Is Telemachus the last moral outpost in a sea of corruption in Ithaca?
In the absence of his Father, Telemachus has been left to serve as the master of the family household, despite being very young himself- perhaps only 20 years or so. He comes up against a number of antagonistic characters in the first two books and
The family home has become overrun with suitors for his mother, trying to convince the grieving Penelope to remarry, as would have been expected of a widowed (assuming Odysseus is dead,) woman as that time. However, rather than attempting to court her in the was that was considered ‘proper’ at the time, they have encroached on the family, taken advantage of Odysseus’ wealth and been entirely unsympathetic to the family’s feelings at the loss of their father. A more somber attitude would perhaps be more suitable to their situation rather than theirs of vulgarity and even celebration.

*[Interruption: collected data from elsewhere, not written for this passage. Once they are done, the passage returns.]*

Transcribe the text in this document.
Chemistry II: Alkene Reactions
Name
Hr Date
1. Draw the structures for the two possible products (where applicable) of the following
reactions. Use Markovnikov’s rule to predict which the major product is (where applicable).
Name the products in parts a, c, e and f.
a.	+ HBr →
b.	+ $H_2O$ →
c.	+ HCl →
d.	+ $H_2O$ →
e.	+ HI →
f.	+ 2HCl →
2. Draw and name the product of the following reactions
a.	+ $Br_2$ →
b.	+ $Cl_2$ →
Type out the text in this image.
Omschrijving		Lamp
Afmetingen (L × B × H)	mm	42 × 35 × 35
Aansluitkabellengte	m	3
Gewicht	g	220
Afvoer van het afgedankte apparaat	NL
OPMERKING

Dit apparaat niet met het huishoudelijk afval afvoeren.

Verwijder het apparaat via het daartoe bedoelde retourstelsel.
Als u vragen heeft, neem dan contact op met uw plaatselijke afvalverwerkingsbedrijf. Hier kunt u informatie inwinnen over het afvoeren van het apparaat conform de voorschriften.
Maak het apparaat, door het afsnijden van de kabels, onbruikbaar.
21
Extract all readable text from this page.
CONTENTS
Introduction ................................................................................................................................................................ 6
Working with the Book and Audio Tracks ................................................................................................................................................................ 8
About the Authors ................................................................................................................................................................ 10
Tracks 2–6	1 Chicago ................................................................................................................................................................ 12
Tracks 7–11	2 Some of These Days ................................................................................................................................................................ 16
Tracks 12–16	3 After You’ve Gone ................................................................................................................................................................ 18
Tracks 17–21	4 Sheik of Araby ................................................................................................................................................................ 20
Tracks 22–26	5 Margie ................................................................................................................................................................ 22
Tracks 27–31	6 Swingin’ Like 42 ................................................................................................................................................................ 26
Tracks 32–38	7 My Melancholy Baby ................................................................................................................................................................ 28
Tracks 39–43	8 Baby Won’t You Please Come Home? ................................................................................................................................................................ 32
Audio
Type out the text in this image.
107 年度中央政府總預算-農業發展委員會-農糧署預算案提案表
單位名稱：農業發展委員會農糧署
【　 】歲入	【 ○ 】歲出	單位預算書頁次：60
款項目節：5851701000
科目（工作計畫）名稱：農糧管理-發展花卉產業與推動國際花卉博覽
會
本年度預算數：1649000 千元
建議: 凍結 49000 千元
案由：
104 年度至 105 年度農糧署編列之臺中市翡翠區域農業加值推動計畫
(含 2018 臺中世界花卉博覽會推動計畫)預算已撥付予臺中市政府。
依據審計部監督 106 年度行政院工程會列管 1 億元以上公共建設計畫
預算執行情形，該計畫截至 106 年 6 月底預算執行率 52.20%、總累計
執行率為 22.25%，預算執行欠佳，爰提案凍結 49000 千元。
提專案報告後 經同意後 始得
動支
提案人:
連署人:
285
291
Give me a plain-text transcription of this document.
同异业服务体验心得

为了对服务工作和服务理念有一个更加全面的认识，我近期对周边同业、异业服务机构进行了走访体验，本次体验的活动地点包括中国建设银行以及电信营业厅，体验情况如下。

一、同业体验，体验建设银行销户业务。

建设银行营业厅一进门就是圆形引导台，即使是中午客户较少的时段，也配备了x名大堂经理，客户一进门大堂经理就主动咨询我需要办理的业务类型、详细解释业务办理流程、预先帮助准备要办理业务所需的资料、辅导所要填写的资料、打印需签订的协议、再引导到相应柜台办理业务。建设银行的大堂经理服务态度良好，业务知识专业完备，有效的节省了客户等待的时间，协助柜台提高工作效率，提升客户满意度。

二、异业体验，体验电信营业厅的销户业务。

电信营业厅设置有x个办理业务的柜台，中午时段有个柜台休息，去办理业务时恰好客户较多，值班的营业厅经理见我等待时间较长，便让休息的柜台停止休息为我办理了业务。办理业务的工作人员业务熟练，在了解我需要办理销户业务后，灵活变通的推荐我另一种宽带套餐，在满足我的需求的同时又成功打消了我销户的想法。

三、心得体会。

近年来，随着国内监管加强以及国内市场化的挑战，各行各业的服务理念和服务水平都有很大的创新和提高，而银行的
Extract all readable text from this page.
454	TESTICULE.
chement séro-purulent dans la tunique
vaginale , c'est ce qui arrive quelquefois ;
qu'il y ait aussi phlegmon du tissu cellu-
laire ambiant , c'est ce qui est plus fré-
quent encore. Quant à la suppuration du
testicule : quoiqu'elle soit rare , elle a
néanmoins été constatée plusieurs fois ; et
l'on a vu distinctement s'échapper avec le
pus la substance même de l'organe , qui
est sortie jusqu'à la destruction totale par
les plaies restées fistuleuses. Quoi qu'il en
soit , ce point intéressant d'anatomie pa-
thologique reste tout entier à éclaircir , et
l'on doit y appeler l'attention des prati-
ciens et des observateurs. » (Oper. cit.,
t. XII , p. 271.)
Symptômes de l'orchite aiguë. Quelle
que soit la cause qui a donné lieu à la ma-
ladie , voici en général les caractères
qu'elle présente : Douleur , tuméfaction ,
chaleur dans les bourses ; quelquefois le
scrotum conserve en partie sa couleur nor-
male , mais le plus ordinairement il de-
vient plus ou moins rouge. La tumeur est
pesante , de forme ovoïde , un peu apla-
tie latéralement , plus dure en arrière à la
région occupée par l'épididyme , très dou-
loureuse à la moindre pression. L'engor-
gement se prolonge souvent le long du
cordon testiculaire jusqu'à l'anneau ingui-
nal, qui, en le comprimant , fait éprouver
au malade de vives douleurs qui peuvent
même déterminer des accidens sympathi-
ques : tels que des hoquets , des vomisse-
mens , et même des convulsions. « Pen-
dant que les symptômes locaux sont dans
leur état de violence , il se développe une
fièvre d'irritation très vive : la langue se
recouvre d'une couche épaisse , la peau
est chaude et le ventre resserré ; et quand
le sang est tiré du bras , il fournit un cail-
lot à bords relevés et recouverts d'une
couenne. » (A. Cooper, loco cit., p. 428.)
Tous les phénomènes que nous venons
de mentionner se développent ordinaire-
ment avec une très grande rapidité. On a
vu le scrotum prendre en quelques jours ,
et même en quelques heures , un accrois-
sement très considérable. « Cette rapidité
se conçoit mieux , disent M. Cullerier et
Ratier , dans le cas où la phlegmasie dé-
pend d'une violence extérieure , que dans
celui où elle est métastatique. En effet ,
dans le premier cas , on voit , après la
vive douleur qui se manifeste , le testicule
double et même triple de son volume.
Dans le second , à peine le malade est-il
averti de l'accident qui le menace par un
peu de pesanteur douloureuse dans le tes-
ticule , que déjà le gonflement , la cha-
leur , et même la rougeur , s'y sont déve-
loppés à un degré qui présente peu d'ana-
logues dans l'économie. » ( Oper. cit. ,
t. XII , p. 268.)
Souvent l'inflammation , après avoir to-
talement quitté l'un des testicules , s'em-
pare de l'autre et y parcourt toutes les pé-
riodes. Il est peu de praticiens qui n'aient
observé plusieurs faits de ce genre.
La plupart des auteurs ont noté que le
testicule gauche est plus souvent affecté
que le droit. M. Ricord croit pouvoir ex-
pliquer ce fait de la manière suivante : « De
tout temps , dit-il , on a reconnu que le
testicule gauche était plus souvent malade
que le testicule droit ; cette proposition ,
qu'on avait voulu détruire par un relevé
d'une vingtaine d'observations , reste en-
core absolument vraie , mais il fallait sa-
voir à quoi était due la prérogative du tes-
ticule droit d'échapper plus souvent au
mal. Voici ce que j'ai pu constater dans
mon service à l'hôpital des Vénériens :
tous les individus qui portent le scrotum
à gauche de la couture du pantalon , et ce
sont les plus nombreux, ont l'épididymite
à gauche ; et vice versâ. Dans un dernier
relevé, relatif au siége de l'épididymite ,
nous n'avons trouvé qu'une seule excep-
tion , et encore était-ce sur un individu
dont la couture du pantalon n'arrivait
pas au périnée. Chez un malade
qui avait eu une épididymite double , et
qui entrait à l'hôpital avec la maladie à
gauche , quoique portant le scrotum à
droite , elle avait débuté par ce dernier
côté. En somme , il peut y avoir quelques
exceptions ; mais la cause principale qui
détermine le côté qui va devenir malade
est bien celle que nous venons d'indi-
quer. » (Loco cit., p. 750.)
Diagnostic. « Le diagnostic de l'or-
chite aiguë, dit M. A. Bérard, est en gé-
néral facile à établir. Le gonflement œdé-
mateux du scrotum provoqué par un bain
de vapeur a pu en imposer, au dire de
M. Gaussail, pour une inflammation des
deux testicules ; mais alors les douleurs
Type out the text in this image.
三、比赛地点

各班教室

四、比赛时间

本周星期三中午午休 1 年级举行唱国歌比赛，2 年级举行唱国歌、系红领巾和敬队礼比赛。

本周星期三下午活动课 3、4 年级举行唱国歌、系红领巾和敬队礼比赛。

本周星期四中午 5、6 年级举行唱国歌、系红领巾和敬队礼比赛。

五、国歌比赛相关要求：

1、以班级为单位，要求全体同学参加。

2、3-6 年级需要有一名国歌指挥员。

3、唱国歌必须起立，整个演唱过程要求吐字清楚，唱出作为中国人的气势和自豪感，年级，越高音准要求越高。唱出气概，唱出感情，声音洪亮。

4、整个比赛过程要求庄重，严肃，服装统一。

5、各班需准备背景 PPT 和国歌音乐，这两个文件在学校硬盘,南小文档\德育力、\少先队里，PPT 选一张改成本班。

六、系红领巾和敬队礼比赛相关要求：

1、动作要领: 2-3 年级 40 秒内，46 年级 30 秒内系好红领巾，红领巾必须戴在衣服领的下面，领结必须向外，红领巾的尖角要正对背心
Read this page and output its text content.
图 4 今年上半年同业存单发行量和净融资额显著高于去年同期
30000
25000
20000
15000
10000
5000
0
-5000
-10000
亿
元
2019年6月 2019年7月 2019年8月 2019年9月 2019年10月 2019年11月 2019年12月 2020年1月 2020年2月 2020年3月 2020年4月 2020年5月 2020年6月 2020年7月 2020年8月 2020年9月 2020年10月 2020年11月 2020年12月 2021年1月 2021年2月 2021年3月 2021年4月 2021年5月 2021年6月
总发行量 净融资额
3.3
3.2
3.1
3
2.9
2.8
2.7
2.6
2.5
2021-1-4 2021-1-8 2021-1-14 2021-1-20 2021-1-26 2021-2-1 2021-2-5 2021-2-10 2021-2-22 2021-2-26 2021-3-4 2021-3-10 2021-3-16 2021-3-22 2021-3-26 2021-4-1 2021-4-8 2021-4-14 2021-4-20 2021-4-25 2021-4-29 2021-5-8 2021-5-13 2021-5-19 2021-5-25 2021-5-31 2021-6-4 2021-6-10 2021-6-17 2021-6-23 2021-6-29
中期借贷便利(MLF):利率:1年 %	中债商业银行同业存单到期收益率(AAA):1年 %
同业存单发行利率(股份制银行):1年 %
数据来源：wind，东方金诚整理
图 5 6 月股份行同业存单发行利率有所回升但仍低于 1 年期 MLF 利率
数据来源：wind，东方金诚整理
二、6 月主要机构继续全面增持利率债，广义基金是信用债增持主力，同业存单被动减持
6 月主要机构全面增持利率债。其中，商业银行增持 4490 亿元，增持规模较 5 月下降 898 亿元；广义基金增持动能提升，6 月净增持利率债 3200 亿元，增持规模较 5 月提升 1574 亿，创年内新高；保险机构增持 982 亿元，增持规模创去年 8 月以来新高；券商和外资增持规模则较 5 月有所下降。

Telemachus had offered them hospitality, which they’ve chosen to take advantage off. Perhaps his politeness and preoccupation with maintaining a good reputation had rendered him incapable of kicking them out? Perhaps he’s worried this would goagainst the God’s wishes and couldn’t take control of the situation until he knew that he had Athene’s blessing? They don’t reciprocate the level of respect that Telemachus awards them and, in any age, this would be perceived as extremely rude, arrogant and short sighted.